Parecieran querer hacer estallar este mundo simplemente por desesperación, sin ningún propósito verdaderamente político. Si lo tuvieran, el cálculo más elemental los haría darse cuenta de que por el camino en que van, no podrán contar jamás con el apoyo de la ciudadanía. Por lo tanto, su acción resulta inútil, sin otra finalidad que la expresión de su rabia.
Lamentablemente, a pesar de la repulsión que su acción genera en la mayoría de los chilenos, tenemos que reconocer que estos jóvenes son “frutos del país”.
Han vivido la experiencia de una esperanza fracasada: por eso son moralistas desilusionados, que no creen en la justicia, porque ésta se mostró durante todo el período de la dictadura como un simple aparato de justificación de crímenes y atropellos.
No creen en los políticos, porque estos se olvidaron de los principios que predicaban justo en el momento en que se instalaron en la administración del Estado; los ven enredarse en disputas inútiles y agresivas, y mostrando una avidez demasiado impúdica por el poder, interesándose más por el votante que por el ciudadano.
No creen en la Iglesia, porque ella contrapone a su discurso moralista y conservador, conductas oprobiosas en su seno, que para más remate se han intentado ocultar.
No creen en el discurso patriótico de los militares, porque estos no cumplieron su deber frente a la patria y además de traicionar sus juramentos, mataron, torturaron y robaron.
No creen en los gobiernos, porque han visto sucederse unos y otros sin que la desigualdad y la injusticia social cambie un milímetro: prometen y prometen sin solucionar verdaderamente los problemas de los que aseguran, se van ocupar.
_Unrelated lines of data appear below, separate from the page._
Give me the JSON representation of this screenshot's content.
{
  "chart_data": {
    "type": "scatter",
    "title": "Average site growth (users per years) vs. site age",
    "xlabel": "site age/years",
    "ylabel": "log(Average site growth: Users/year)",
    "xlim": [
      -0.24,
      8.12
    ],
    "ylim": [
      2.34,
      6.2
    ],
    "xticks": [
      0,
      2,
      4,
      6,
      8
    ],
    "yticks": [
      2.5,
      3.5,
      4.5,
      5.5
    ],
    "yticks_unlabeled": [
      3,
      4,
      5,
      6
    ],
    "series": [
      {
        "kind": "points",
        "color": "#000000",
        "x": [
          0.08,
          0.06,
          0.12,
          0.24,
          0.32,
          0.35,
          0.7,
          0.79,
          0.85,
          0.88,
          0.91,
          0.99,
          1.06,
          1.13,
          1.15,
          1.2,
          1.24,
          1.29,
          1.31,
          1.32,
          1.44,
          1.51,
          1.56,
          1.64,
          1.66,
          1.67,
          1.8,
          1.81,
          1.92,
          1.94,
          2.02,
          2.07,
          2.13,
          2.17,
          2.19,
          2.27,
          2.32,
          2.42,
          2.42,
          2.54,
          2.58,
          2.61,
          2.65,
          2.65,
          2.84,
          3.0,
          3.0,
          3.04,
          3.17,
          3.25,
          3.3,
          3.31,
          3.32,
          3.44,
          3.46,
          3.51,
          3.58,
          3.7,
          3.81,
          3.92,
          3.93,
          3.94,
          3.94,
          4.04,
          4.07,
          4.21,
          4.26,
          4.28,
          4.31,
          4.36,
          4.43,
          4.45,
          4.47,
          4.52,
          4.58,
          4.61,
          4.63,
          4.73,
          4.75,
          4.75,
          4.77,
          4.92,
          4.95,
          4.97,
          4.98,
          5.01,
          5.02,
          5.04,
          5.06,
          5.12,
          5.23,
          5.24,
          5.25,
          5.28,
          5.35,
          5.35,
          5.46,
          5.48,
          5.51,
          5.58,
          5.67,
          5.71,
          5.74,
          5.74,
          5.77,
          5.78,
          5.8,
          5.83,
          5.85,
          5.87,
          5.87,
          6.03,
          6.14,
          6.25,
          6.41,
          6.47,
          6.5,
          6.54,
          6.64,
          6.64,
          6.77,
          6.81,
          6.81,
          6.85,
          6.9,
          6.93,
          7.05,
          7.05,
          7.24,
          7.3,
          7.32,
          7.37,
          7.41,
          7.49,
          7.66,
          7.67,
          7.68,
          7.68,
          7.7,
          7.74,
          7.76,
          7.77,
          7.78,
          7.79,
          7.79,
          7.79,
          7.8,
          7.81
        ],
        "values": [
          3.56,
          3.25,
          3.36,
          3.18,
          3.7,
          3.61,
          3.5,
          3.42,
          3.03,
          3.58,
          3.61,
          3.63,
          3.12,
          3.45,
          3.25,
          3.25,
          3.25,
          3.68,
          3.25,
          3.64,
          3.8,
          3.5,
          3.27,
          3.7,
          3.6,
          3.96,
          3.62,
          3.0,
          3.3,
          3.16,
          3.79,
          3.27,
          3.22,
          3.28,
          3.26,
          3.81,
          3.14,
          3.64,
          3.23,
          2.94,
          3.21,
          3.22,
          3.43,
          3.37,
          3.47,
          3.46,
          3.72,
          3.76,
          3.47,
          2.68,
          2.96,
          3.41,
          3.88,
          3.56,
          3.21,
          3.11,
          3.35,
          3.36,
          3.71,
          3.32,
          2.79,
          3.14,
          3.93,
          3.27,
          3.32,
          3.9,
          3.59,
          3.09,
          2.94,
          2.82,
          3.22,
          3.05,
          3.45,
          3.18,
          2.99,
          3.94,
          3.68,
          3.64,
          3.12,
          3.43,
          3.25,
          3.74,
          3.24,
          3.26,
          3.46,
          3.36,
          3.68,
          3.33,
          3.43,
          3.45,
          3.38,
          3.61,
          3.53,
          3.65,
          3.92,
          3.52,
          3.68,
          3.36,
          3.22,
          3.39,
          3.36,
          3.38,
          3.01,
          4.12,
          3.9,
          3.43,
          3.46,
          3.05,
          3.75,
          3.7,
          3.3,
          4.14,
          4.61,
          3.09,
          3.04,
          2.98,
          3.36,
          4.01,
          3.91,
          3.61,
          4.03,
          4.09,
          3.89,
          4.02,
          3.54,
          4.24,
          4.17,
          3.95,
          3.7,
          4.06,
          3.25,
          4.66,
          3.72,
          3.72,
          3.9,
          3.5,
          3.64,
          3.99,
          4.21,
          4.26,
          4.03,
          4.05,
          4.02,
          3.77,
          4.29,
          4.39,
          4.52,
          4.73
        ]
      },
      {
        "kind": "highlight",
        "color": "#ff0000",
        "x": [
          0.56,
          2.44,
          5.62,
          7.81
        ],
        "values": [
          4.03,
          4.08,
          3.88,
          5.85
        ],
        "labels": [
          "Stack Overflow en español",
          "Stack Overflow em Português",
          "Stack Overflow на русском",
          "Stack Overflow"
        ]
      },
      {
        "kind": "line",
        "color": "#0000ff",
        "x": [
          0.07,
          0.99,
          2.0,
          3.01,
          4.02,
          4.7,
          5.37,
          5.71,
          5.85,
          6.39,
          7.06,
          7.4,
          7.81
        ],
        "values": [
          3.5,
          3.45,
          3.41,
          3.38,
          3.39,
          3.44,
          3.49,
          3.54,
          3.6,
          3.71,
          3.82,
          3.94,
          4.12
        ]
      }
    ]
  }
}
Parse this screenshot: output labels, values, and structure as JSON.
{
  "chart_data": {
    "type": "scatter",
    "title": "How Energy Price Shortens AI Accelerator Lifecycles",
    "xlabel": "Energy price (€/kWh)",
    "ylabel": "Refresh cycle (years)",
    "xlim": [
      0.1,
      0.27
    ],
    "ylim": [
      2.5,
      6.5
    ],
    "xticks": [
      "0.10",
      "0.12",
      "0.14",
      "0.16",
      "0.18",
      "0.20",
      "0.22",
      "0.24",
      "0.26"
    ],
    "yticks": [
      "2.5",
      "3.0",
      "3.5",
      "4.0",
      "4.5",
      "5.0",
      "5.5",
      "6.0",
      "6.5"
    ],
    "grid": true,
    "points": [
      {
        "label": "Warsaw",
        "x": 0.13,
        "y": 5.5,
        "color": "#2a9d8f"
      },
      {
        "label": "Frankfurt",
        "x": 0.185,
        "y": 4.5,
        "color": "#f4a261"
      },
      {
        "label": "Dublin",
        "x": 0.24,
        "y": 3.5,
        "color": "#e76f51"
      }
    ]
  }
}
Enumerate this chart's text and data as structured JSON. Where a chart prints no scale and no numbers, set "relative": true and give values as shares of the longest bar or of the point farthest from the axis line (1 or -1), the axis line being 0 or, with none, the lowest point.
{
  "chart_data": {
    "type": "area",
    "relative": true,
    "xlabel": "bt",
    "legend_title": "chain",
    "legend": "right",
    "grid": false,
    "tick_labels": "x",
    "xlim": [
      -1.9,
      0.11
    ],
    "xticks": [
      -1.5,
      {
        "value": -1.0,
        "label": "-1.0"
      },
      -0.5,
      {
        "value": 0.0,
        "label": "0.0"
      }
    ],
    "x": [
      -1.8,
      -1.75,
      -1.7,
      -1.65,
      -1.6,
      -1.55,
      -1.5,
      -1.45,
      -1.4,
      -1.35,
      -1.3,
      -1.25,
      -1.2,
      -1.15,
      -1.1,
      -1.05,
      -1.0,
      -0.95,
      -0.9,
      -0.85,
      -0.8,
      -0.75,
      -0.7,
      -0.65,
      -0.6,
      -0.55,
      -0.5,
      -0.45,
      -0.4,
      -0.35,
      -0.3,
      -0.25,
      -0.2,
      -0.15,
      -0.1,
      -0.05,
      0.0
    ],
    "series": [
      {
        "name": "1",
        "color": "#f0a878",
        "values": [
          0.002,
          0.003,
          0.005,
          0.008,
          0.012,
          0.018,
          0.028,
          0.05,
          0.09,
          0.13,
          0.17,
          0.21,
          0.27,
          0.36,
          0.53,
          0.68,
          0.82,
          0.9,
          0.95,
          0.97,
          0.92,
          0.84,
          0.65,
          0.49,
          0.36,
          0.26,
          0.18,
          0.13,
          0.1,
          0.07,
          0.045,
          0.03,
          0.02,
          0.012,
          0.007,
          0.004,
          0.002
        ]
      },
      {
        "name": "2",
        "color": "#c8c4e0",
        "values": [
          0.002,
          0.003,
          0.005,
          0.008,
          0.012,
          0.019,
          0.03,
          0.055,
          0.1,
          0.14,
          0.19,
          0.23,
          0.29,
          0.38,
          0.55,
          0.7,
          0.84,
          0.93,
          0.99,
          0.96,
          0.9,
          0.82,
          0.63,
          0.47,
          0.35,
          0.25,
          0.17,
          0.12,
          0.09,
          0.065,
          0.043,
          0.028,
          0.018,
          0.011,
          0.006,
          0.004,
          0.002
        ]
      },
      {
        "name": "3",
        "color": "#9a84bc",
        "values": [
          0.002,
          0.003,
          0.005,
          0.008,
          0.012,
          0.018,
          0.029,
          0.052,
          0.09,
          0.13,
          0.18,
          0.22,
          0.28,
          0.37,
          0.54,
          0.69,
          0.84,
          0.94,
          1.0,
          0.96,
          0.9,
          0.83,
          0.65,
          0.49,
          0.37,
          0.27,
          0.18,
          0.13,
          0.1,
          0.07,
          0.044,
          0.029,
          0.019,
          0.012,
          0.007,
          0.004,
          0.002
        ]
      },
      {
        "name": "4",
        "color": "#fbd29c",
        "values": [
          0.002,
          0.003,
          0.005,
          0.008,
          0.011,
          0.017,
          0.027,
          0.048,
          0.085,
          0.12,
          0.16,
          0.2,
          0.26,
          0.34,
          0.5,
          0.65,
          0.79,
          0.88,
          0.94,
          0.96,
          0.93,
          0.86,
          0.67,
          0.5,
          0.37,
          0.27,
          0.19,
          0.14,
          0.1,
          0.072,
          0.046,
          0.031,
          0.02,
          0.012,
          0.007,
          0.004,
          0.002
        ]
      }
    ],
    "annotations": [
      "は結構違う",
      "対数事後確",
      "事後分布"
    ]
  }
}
La sociedad les predicó valores morales, políticos, religiosos y sociales a los que después ella misma no respondió como había prometido hacerlo. Eso genera desazón, indignación, desesperación.
En este cuadro entonces: ¿Qué tiene de extraño que aparezcan estos “encapuchados”, que solo desean mostrar que les importa un bledo la sociedad en que viven y los discursos que escuchan?
De ahí que sean parásitos de cualquier reivindicación que haga salir a la gente a las calles.
Puede ser un partido de football, un motivo ecológico, la celebración de una efeméride o una protesta estudiantil. No tienen causa.
Lo que quieren es poner de manifiesto su rechazo a esta sociedad, sin proponer nada a cambio. No luchan por una sociedad más justa o por un mundo mejor.
Simplemente no creen en nada. Y por eso, como reiteradamente lo han afirmado los ministros del Interior, se parecen mucho a los delincuentes, con la diferencia de que estos últimos pueden esgrimir en su favor la necesidad de sobrevivir, la cesantía, la pobreza sin remedio y la utilidad que puede reportarles su acción.
Y aquí viene el eterno discurso edificante que ofrece soluciones: lo que falta es cultura, se trata de deficiencias educacionales, si hubiera más multicanchas en los barrios estas cosas no sucederían, falta una buena política represiva…
Tengo malas noticias. Es nuestra sociedad la que genera estos fenómenos anómalos y lamentablemente se necesita mucho, mucho tiempo, para cambiarla.
De modo que no aleguen tanto y acostúmbrense a los “encapuchados”.
Nosotros mismos los hemos inventado y serán parte del paisaje hasta que nuestras instituciones recuperen su prestancia y hasta que lo que digan las palabras se acerque un poco más a la realidad.